Mehr Spielzeugfabriken bauen!" "Tarifverhandlungen für Taschengeld einführen!" "Schulpflicht abschaffen!" Für kurze Zeit haben Kinder im Familienministerium das Kommando übernommen. Sie sind am vorletzten Augustwochenende der alljährlichen "Einladung zum Staatsbesuch" gefolgt, in dessen Rahmen die Türen der Bundesministerien in Berlin für alle Bürger offen stehen. Am Alexanderplatz, im ehemaligen Gebäude der Treuhandanstalt, tummeln sich ein gutes Dutzend Jungen und Mädchen im erst vor kurzem bezogenen, schlichten Büro der Ministerin. Vom Chefsessel aus sollen die "Nachwuchspolitiker" jetzt verkünden, was sie als Erstes tun würden, wenn sie denn das Sagen im Staate hätten.

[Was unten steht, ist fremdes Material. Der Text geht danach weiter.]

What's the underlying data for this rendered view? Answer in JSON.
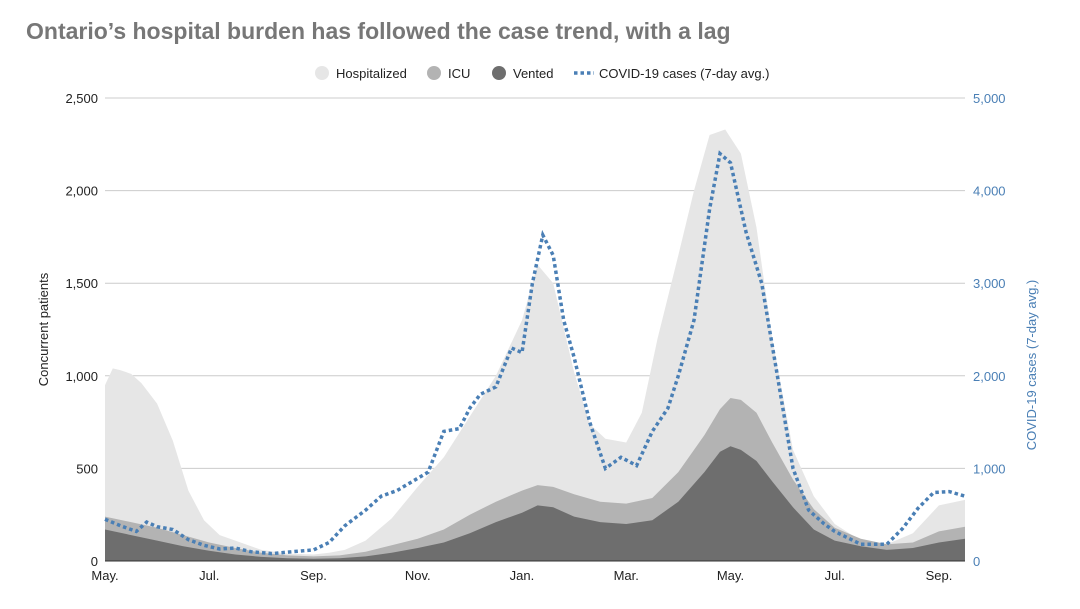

Die Kameras blitzen, die Eltern schmunzeln, der Mitarbeitertross lächelt etwas verkrampft und Familienministerin Renate Schmidt (SPD) hat sichtlich Spaß daran, die kindlichen Wünsche in die komplizierte Welt des politischen Tagesgeschäfts zu übertragen. Das bedeutet vor allem: möglichst geschickt die vielen großen Erwartungen zurechtzustutzen. Schließlich stößt man überall auf die Grenzen des Machbaren.
Tarifverhandlungen, kommentiert sie fröhlich, die seien nicht Sache der Regierung. "Da müsst Ihr schon eine Gewerkschaft gründen und auf die Organisation der Eltern zugehen." Keine Schulpflicht? Nun, das regeln die Länder. Außerdem ein chancenloses Unterfangen, denn Lernen ist doch wichtig! Siehe die Kinder in Afrika, die nicht mehr so arm wären, wenn sie in die Schule gehen könnten. Mehr Straßen? Die schaden doch der Umwelt. Stimmt, pflichtet ein Junge der Frau Ministerin vorlaut bei: "Wo sollen die auch alle hinführen?"

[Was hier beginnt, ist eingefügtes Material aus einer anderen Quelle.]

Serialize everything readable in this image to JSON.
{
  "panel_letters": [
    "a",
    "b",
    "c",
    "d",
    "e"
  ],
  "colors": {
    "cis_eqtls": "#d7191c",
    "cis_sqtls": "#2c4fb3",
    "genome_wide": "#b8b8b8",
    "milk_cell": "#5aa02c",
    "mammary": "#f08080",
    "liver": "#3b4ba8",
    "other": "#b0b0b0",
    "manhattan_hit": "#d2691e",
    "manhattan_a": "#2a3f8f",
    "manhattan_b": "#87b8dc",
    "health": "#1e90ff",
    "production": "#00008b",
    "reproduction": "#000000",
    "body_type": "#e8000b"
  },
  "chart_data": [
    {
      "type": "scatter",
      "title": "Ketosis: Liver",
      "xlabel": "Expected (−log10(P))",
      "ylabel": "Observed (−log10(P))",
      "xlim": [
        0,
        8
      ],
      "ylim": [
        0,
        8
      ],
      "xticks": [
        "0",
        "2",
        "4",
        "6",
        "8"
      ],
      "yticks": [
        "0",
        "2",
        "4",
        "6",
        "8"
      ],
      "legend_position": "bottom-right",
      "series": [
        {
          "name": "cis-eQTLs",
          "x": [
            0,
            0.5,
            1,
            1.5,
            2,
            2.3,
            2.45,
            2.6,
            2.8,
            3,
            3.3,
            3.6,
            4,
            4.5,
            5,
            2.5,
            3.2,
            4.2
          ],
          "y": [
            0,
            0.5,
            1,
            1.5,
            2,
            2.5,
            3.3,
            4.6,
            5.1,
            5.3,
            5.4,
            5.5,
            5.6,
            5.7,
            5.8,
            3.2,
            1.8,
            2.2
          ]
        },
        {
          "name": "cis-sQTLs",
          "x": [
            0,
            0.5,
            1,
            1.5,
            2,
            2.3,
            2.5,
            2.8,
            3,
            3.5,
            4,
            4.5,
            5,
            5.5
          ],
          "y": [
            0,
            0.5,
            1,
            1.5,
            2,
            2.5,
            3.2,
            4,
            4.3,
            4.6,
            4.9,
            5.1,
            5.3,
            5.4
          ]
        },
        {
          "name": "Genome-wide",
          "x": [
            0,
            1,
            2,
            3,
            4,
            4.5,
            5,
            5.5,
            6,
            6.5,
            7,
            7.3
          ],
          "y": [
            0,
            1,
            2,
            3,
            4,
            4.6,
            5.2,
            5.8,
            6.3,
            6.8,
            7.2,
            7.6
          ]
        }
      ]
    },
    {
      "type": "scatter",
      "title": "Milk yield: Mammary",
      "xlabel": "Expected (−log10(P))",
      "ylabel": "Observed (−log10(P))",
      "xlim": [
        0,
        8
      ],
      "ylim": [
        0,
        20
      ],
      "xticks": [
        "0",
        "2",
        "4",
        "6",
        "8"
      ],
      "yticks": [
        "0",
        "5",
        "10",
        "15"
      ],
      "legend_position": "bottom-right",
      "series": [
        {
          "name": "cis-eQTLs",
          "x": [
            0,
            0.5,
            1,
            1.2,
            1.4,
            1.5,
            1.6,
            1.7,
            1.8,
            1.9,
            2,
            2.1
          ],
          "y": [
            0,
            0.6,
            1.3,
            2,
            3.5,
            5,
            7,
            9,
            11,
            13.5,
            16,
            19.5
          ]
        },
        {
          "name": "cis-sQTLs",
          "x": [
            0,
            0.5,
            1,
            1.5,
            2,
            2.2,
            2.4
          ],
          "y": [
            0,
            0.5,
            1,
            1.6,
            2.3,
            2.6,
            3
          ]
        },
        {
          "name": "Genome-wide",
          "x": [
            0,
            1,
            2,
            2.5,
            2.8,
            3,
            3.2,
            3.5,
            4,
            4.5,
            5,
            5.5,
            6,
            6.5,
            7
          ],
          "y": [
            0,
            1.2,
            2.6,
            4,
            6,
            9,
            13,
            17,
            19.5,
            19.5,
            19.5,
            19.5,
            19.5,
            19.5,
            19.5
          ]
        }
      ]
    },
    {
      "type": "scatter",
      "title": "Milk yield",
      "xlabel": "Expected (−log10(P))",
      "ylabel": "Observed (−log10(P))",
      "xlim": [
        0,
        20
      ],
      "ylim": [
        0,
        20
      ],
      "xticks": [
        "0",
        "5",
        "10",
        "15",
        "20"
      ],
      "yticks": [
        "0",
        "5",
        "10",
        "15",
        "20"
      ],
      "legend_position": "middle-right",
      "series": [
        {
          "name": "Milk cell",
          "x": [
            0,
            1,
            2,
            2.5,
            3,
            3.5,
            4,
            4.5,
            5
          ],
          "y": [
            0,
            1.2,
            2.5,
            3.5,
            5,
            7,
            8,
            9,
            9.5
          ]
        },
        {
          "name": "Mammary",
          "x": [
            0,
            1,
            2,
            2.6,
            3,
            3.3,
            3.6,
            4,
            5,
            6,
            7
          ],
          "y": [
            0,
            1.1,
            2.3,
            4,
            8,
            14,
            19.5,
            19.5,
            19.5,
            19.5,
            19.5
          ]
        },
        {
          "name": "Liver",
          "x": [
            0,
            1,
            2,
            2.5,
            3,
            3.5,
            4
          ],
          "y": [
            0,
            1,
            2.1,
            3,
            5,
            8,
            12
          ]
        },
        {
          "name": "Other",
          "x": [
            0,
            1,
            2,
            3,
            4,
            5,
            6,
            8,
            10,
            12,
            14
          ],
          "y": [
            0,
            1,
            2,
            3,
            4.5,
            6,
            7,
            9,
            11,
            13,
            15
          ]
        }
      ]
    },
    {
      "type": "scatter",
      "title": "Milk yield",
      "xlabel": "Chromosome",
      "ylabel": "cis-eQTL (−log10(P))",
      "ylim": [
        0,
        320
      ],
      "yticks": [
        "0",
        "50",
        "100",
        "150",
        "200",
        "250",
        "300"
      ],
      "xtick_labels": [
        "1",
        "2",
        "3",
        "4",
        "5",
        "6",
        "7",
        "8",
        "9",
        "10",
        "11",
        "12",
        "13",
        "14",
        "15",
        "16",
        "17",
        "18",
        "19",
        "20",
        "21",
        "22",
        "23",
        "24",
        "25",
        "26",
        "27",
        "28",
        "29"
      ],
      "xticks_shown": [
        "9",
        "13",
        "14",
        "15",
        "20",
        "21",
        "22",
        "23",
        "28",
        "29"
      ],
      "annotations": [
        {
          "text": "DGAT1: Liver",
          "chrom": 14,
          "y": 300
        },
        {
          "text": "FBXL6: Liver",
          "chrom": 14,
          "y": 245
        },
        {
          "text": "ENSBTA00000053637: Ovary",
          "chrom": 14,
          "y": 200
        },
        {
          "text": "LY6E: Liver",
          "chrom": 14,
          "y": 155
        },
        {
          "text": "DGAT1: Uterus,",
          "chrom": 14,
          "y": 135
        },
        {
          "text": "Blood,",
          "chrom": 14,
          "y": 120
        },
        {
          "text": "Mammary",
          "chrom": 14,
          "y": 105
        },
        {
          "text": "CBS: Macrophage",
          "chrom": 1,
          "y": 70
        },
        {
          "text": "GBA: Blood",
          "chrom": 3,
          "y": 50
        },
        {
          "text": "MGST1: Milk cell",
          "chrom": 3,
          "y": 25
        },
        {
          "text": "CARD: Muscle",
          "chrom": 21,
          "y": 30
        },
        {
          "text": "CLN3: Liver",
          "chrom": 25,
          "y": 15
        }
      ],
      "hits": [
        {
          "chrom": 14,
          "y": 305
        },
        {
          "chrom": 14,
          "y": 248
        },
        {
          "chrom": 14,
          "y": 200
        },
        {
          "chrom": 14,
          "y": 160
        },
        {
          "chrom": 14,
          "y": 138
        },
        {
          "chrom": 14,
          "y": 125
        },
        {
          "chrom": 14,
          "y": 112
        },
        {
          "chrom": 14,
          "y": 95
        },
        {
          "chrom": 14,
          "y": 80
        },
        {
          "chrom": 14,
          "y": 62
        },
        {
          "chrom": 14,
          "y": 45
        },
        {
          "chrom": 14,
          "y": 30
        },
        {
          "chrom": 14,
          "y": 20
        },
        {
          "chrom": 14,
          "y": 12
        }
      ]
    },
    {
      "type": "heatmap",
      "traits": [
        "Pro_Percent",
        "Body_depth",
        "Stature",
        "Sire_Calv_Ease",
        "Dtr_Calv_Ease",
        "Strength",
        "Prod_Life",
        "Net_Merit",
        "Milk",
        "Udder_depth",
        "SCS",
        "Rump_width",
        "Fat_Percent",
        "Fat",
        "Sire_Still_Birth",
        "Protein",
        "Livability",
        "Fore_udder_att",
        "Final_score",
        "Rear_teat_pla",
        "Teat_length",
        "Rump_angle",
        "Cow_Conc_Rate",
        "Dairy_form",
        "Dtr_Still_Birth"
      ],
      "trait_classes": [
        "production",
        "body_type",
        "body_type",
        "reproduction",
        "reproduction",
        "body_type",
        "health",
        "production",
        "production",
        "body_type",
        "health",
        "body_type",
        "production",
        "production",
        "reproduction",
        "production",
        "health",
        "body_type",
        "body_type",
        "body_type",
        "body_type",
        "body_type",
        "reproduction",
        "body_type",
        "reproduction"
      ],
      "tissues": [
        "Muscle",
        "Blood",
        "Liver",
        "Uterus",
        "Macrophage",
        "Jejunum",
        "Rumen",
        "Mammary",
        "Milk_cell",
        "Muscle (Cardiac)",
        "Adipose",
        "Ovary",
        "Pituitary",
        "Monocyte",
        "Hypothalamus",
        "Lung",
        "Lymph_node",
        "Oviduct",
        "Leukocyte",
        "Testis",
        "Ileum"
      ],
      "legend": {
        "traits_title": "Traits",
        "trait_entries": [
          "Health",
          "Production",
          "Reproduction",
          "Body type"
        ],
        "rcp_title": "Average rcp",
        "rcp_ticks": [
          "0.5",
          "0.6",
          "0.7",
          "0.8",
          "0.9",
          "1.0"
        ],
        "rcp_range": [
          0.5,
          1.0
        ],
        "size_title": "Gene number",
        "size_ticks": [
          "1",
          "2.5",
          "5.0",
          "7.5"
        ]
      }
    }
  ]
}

Übertönt von den Lachern der Großen, läuft so manche Hoffnung der kleinen Leute unerwartet und rasch ins Leere. "Schweinerei", beklagt etwa der achtjährige Emanuel aus Eiche, einem Dorf im östlichen Speckgürtel Berlins, dass sich viele Eltern wegen Kleinigkeiten trennen: "Die Kinder leiden doch darunter." "Aber was soll die Regierung da machen?", kontert Ministerin Renate Schmidt. Vieles lasse sich eben nicht ändern, meint, fügt aber hinzu: Und wenn's so sei, dann sollten die Erwachsenen wenigstens anständig auseinandergehen.
Am besten nehme man aber die eigenen Anliegen selber in die Hand. "Bloß nicht immer erst auf die anderen warten", lautet die Direktive der Ministerin an den Nachwuchs. Bei 15 Millionen Kindern in Deutschland könne sie sich im Übrigen nicht um jedes einzelne kümmern. Inzwischen sitzt, wie selbstverständlich, ein kleines Mädchen auf dem Schoß der vierfachen Oma. Hinter ihnen, auf einem Portrait an der Wand, lächelt milde Alt-Bundeskanzler Willy Brandt.

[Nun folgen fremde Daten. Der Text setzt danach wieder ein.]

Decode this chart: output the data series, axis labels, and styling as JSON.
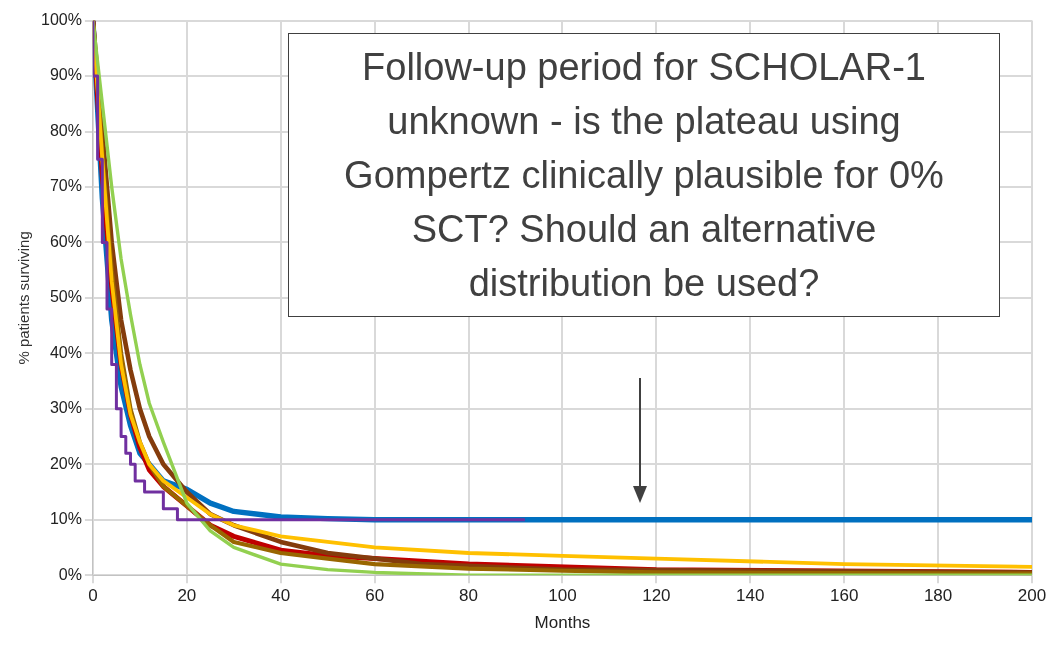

Dann gibt es da für Frau Ministerin Sachen, von denen man bloß die Finger lassen soll. Etwa, wenn es um Kriege geht, "wenn sich also Könige streiten", wie ein Mädchen sagt, "oder Präsidenten oder Kaiser". Emanuel wiederum fordert dennoch beharrlich von Deutschland ein stärkeres Engagement im Irak. Aber nicht, solange sich die da die Köpfe einschlagen, verwahrt sich die Ministerin, auch wenn die Außenpolitik nicht direkt in ihren Arbeitsbereich fällt. Immerhin verleitet sie der Einspruch zu einem außergewöhnlichen Vorhaben: "Ich schicke mal den Herrn Bush bei dir vorbei."
Emanuels Glaube ist indes ungebrochen. "Es könnte viel erreicht werden, wenn die Ministerin mehr Reden hält", diktiert der Drittklässler später nassforsch. Zum Beispiel bei ihnen in der Nachbarschaft, in den Großsiedlungen, wo Kinder wegen eines kleinen Streits den Papa verlieren würden. Die Mama nickt, und Sohnemann fügt noch hinzu: "Toll, dass Frau Schmidt so offen gesagt hat, dass sie jemanden lieb hat." Ihren Mann nämlich und ihre Enkelkinder, für die sie am Wochenende Zeit haben will.
Unter der Woche muss sich die Ministerin allerdings Gedanken machen, an ihrem Schreibtisch mit lauter Papier. Dem Jungen, der auf dem Chefsessel stumm bleibt, sagt sie: "Also wenn dir nichts einfällt, dann musst du gehen."